La risposta alla domanda iniziale dovrebbe essere «no». Ma solo in teoria. E non dovremmo aver paura per almeno un paio di motivi. Il primo è che paradossalmente le crisi finanziarie che abbiamo vissuto negli ultimi 15 anni avrebbero dovuto insegnare molto a chi queste situazioni doveva controllare. Ed evitarle. Il secondo è che, in entrambi i casi, la caduta delle due banche è legato non tanto a sofisticati investimenti in esotici derivati o a chissà quale truffa.

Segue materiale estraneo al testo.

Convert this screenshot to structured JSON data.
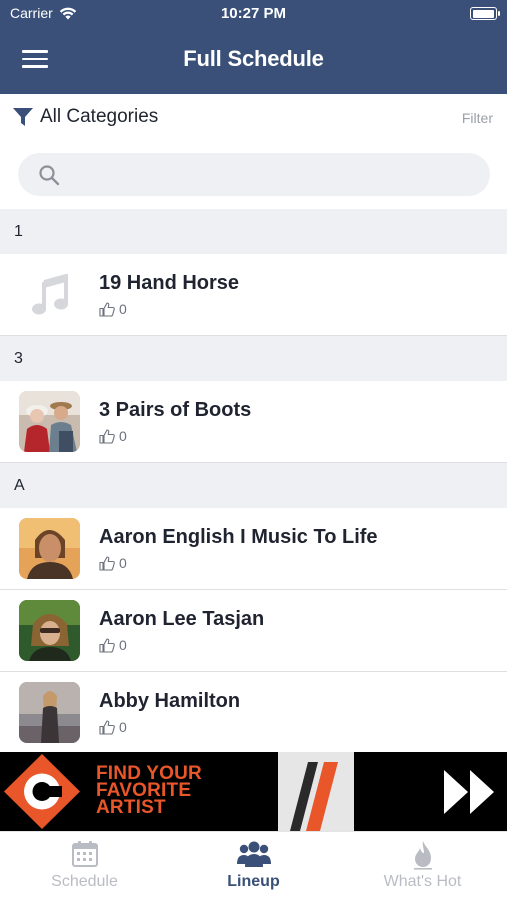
{
  "status_bar": {
    "carrier": "Carrier",
    "time": "10:27 PM",
    "battery_level": 1.0
  },
  "nav": {
    "title": "Full Schedule"
  },
  "filter": {
    "category_label": "All Categories",
    "filter_link": "Filter"
  },
  "search": {
    "placeholder": "",
    "value": ""
  },
  "sections": [
    {
      "header": "1",
      "items": [
        {
          "name": "19 Hand Horse",
          "likes": "0",
          "thumb": "music-note"
        }
      ]
    },
    {
      "header": "3",
      "items": [
        {
          "name": "3 Pairs of Boots",
          "likes": "0",
          "thumb": "photo"
        }
      ]
    },
    {
      "header": "A",
      "items": [
        {
          "name": "Aaron English I Music To Life",
          "likes": "0",
          "thumb": "photo"
        },
        {
          "name": "Aaron Lee Tasjan",
          "likes": "0",
          "thumb": "photo"
        },
        {
          "name": "Abby Hamilton",
          "likes": "0",
          "thumb": "photo"
        }
      ]
    }
  ],
  "banner": {
    "line1": "FIND YOUR",
    "line2": "FAVORITE",
    "line3": "ARTIST",
    "logo_letter": "C"
  },
  "tabs": [
    {
      "label": "Schedule",
      "icon": "calendar-icon",
      "active": false
    },
    {
      "label": "Lineup",
      "icon": "people-icon",
      "active": true
    },
    {
      "label": "What's Hot",
      "icon": "flame-icon",
      "active": false
    }
  ],
  "colors": {
    "nav_bg": "#3a5078",
    "accent": "#3a5078",
    "banner_orange": "#e8562a",
    "section_bg": "#eff0f3"
  }
}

Ma a ragioni chiare ed evidenti.
In California è stata l’incapacità di comprendere che se i tassi di interesse erano aumentati del 4% nel giro di poco tempo qualcosa doveva cambiare nella strategia della banca. (E analoga riflessione dovranno fare anche gli istituti europei).

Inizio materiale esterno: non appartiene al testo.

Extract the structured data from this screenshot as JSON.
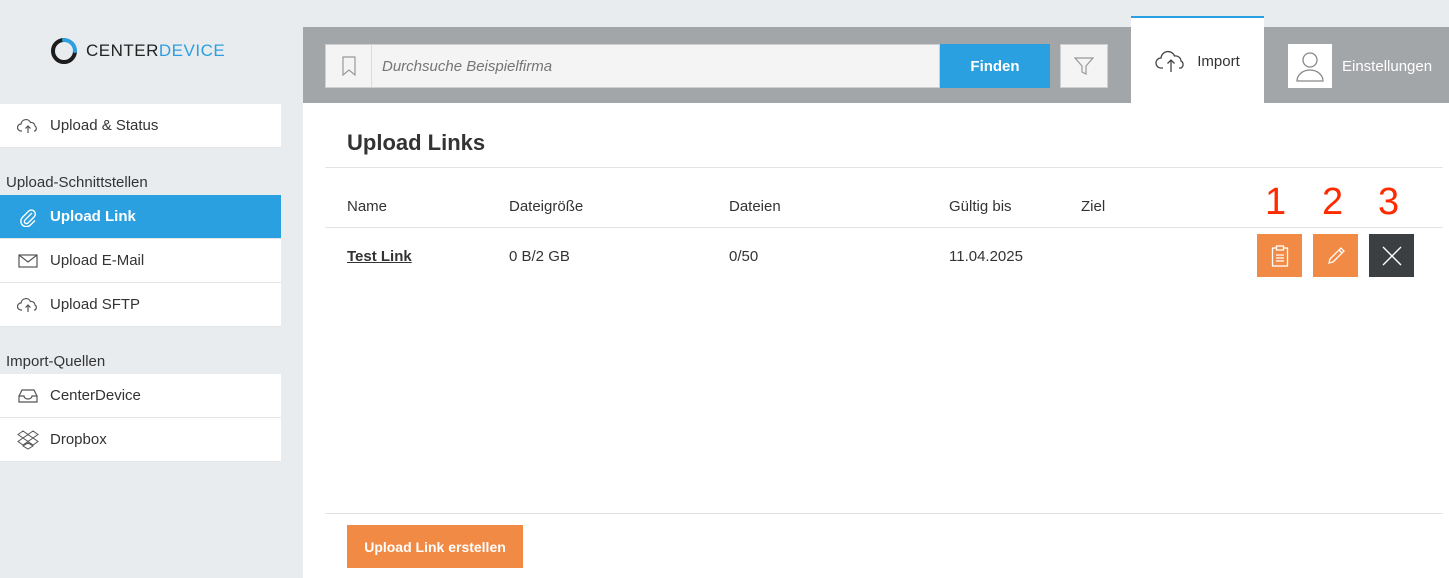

In Svizzera era chiaro che inanellare nel giro di un paio d’anni investimenti sbagliati, perdite, fuga dai depositi e dalle gestioni, bilanci da chiarire, e infine l’ingresso di azionisti mediorientali ricchi quanto poco accorti, poteva avere conseguenze.
Ma conoscere le ragioni della caduta delle due banche non spinge certo a essere tranquilli. I crolli sui mercati di ieri fanno capire quanto il nervosismo pervada il mondo dell’economia. In fondo SVB investiva in «noiosi» quanto sicuri titoli di Stato americani. Il Credit Suisse aveva varato un aumento di capitale miliardario. Ma abbiamo capito purtroppo a nostre spese quanto possano essere fatali in questa situazione imperizie nella gestione delle banche e una vigilanza non all’altezza per dire chiaramente carente.

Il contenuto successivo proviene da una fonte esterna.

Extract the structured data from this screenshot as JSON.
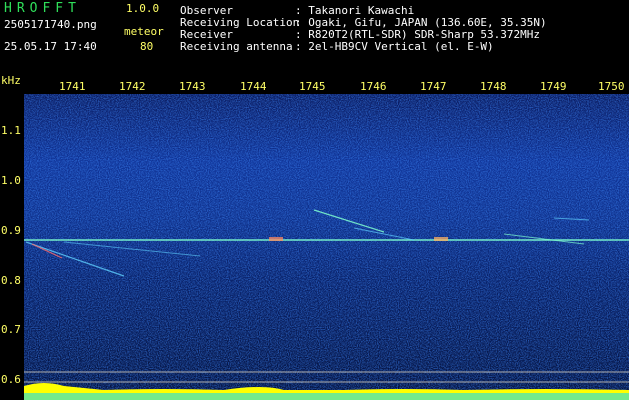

Il crollo delle Borse di questi giorni (e ieri è toccato anche a Wall Street che sembrava avesse digerito la crisi della SVB), dimostra che la mancanza di fiducia in un uno o due istituti fa presto a trasformarsi in panico generale. Ogni crisi bancaria inizia dal fatto che investitori, imprese e cittadini tolgono la fiducia al proprio istituto ritirando depositi e investimenti. Ma se il panico si diffonde, il tutto si trasforma in perdurante crisi. Ed è questo che va evitato.
Almeno la lezione del 2008 dovrebbe essere stata imparata. Iniziò a cadere la Bear Sterns, oggi dimenticata. Ma anche 15 anni fa quel segnale fu sottovalutato. E quando, sempre nel settembre 2008 fallì Lehman che diventò l’emblema della crisi, la bufera fu tale che solo parecchi anni dopo il mondo intero riuscì a uscirne. E qual era la lezione? Che la stabilità finanziaria va preservata o sarà l’intera attività economica a soffrirne.
Avere strade in disordine o senza manutenzione non permette ad automobili e camion di poter viaggiare. Alla stessa maniera, un sistema finanziario traballante frena o addirittura blocca l’economia. E le banche sono l’architrave di quel sistema. «Attaccate» a un istituto ci sono milioni di persone, migliaia di imprese. Ma questo non deve significare conferire a banche e banchieri una sorta di salvacondotto.
La vigilanza è fondamentale. L’inchiesta interna avviata alla banca centrale americana, la Fed, per il caso SVB, mostra che qualche domanda devono farsela al di là dell’Atlantico. L’aver abbassato di molto la guardia, e la vigilanza, su banche regionali che per le dimensioni possono però avere effetti sistemici è stato un errore. E analoghe domande devono porsi in Svizzera.
L’Europa, forse proprio perché ha subito pesantemente gli effetti della crisi del 2008, ha varato norme molto stringenti. I frequenti stress test della Bce per capire quanto le banche possano reggere agli urti delle crisi dovrebbero confortarci. La solidità degli istituti dovrebbe essere garantita. Quello che non è garantito è che la sfiducia si diffonda.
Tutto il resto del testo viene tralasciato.